Monday, December 17, 2007

I'm Terrified Of Beyonce.

Well, I am up and alive this morning, regardless of the fact that Mr. Jen took the kidling to school this morning. So, here I am, broadcasting live from my newly remodeled and nearly completely painted family room in the basement.

And, I'm watching VH1. Why? Because I'm hip. I'm a "young person." I know things about youth culture and what "getting jiggy wit it" means. But I'm terrified of Beyonce.

Practically every time you see Beyonce, she's dancing. And not in a soothing, ballet kind of way. When Beyonce dances, you rarely see people dancing close to her. That is probably because her movements are so jerky and violent that the standard safety procedures for bystanders to a grand mal seizure are applicable.

Seriously, can she not dance without throwing her arms out, cranking her hips from side to side, and generally look like an osteopath's dream client? And she always looks real angry, like "Yeah, I'm dancing, but I don't want to, so don't get to close." Dancing is supposed to be happy, but it just seems to piss her off.

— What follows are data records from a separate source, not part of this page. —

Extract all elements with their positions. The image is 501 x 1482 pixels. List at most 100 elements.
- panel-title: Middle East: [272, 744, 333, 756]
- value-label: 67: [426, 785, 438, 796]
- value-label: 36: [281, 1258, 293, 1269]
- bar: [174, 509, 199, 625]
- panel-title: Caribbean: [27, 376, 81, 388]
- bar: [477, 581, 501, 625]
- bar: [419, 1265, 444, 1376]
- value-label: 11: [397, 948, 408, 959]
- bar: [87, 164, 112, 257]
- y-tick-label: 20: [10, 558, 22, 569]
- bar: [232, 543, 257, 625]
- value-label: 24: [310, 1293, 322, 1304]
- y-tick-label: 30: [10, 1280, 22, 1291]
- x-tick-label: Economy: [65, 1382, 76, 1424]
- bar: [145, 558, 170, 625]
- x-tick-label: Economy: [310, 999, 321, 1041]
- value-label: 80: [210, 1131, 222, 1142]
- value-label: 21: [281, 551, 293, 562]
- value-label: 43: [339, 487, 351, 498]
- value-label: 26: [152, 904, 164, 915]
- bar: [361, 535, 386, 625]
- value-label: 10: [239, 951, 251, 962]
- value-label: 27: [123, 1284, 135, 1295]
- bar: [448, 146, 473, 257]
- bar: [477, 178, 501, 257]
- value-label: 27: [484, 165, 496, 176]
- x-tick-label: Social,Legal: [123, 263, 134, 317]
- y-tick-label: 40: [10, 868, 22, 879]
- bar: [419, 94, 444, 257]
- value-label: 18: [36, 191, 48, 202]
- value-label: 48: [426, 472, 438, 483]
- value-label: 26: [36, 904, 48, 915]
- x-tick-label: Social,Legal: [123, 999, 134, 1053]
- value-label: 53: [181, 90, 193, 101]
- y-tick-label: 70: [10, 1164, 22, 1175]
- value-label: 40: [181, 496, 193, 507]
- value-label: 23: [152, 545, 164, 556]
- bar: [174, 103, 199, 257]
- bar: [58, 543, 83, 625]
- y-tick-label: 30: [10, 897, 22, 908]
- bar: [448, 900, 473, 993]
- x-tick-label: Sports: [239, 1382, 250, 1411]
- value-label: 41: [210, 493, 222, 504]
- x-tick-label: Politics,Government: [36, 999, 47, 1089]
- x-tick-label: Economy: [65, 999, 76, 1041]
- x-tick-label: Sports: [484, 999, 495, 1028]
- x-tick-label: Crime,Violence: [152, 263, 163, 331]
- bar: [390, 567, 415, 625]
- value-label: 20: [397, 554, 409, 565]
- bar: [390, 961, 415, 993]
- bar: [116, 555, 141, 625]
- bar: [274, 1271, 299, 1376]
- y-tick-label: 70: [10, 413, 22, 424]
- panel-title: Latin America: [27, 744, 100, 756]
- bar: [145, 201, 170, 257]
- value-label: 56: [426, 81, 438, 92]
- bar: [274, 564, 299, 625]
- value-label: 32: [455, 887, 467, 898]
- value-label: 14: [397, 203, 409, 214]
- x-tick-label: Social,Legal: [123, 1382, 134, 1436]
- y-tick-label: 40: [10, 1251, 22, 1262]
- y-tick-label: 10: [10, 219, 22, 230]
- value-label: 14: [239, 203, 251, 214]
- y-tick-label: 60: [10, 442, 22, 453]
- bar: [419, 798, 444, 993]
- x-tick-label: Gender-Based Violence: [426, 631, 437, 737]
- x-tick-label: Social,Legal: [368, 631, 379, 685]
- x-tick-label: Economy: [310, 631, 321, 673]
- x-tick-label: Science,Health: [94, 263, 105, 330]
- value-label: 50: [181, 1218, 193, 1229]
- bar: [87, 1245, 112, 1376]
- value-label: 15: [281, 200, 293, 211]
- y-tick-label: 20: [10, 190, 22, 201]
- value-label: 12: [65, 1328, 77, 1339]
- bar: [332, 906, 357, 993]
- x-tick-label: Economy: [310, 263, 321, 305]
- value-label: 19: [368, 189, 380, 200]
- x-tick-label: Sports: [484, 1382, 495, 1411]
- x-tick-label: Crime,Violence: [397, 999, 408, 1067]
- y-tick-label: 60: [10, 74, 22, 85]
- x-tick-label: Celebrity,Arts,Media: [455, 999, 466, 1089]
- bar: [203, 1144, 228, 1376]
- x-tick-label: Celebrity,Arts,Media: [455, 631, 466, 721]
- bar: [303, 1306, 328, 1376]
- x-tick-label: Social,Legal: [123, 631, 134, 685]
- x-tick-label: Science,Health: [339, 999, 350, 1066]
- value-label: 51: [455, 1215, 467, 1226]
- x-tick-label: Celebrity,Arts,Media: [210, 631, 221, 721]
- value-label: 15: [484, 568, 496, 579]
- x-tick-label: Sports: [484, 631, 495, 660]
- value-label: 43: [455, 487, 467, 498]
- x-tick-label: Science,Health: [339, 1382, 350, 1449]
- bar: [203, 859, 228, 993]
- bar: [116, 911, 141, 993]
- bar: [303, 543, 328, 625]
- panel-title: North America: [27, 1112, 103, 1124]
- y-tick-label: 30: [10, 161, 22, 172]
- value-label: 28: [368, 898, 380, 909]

Beyonce is even scary when she's just standing in one place singing or posing for the camera or doing an interview. BECAUSE YOU HAVE NO IDEA WHEN SHE'S GOING TO START DANCING. No alarms go off, there is no warning. Watch some of her videos. She stands there singing and then BAM! There goes the arm out to her side. She's shooting angry looks at the camera and flailing around in what appears to be a version of The Robot with a critical malfunction.

Beyonce scares me.

Quick aside, I'd probably totally nail Alicia Keyes if I had the chance. Go watch THIS VIDEOand you'll know what I'm talking about. And if you say you don't, you're a liar. I'm the straightest person I know, and I would still hit that like a stack of pancakes.

I think this will be a big week here at this very blog. Look for posts this week about The Mystery Chair in my basement, the top fifteen men over fifty I'd totally do, and another VS. battle, because Bronwyn Green thinks I should make that a weekly thing. I think this week it will be that douche from Creed vs. the Rancor from Jabba's palace.


  1. I have the exact same issue with Beyonce. When she dances it's like some mad tribal declaration of war, and her eyes go all wild and her thighs... her thighs really scare me.

    I don't believe for a minute she's only 20-something. 20-somethings don't dance like that.

    Unless they're possessed.

  2. Yay! More VS!

    Wait! What about Santa VS. Chuck Norris?? C''s festive.

  3. I for one was disappointed not to see more clips of the Hoff. Does he know you've put paid to his story after only a few short days?

    Beware. He might come and get you because he is THE HOFF.

    Maybe Hoff vs Beyonce!

  4. I feel deprived - I've never stepped foot into a basement or an attic. We just don't have 'em here. Am I missing out on anything fun?

    Have a lovely day! :-)

  5. Tez: You're really only missing being underground.

    Stephanie: There is only so much Hoff the mortal mind can take... anymore and it would have been like looking into the face of God.

    Bronwyn: Santa vs. Chuck Norris, hmmm? Maybe that will be my special Christmas edition.